Big Oaks Conservation Society, the non-profit friends group of Big Oaks National Wildlife Refuge, will hold a meeting at the Jefferson County Public Library-Madison branch on Monday to discuss white-nose syndrome, a disease harmful to Indiana's bat population.

The public is encouraged to attend the free presentation, which starts at 6:30 p.m.

The featured speaker will be U.S. Fish and Wildlife Service Biologist Rich Geboy, who will discuss the effects of white-nose syndrome on the native bat populations. 

White-nose syndrome is a rapidly spreading disease affecting cave-hibernating bats that is caused by a non-native cold-loving fungus named Pseudogymnoascus destructans. The disease was first documented near Albany, N.Y., in 2006 and 2007 and has since spread to more than 22 states and five Canadian provinces.

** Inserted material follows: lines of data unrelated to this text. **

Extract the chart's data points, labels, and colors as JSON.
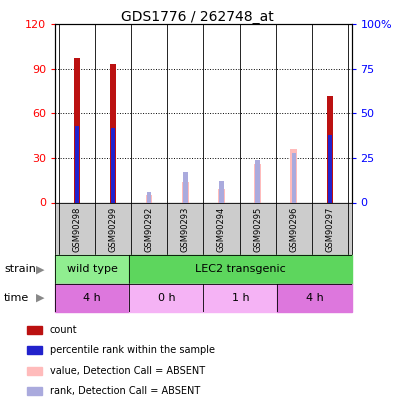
{
  "title": "GDS1776 / 262748_at",
  "samples": [
    "GSM90298",
    "GSM90299",
    "GSM90292",
    "GSM90293",
    "GSM90294",
    "GSM90295",
    "GSM90296",
    "GSM90297"
  ],
  "count_values": [
    97,
    93,
    0,
    0,
    0,
    0,
    0,
    72
  ],
  "rank_values": [
    43,
    42,
    0,
    0,
    0,
    0,
    0,
    38
  ],
  "absent_value": [
    0,
    0,
    5,
    14,
    9,
    26,
    36,
    0
  ],
  "absent_rank": [
    0,
    0,
    6,
    17,
    12,
    24,
    28,
    0
  ],
  "left_ylim": [
    0,
    120
  ],
  "right_ylim": [
    0,
    100
  ],
  "left_yticks": [
    0,
    30,
    60,
    90,
    120
  ],
  "right_yticks": [
    0,
    25,
    50,
    75,
    100
  ],
  "right_yticklabels": [
    "0",
    "25",
    "50",
    "75",
    "100%"
  ],
  "strain_wild_color": "#90ee90",
  "strain_lec2_color": "#5dd65d",
  "time_4h_color": "#dd77dd",
  "time_other_color": "#f5b3f5",
  "count_color": "#bb1111",
  "rank_color": "#2222cc",
  "absent_val_color": "#ffbbbb",
  "absent_rank_color": "#aaaadd",
  "legend_items": [
    {
      "color": "#bb1111",
      "label": "count"
    },
    {
      "color": "#2222cc",
      "label": "percentile rank within the sample"
    },
    {
      "color": "#ffbbbb",
      "label": "value, Detection Call = ABSENT"
    },
    {
      "color": "#aaaadd",
      "label": "rank, Detection Call = ABSENT"
    }
  ],
  "bar_width": 0.18,
  "rank_bar_width": 0.12,
  "figsize": [
    3.95,
    4.05
  ],
  "dpi": 100
}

It has caused what experts dub as one of the most precipitous population declines recorded among North American fauna. By winter 2010 and 2011, white-nose syndrome was observed in several bat hibernacula (i.e., caves) in Indiana.

Today, all Indiana Department of Natural Resource caves are closed to the public, including those at Clifty Falls State Park. The U.S. Fish & Wildlife Services also have asked for a moratorium on caving in affected locations.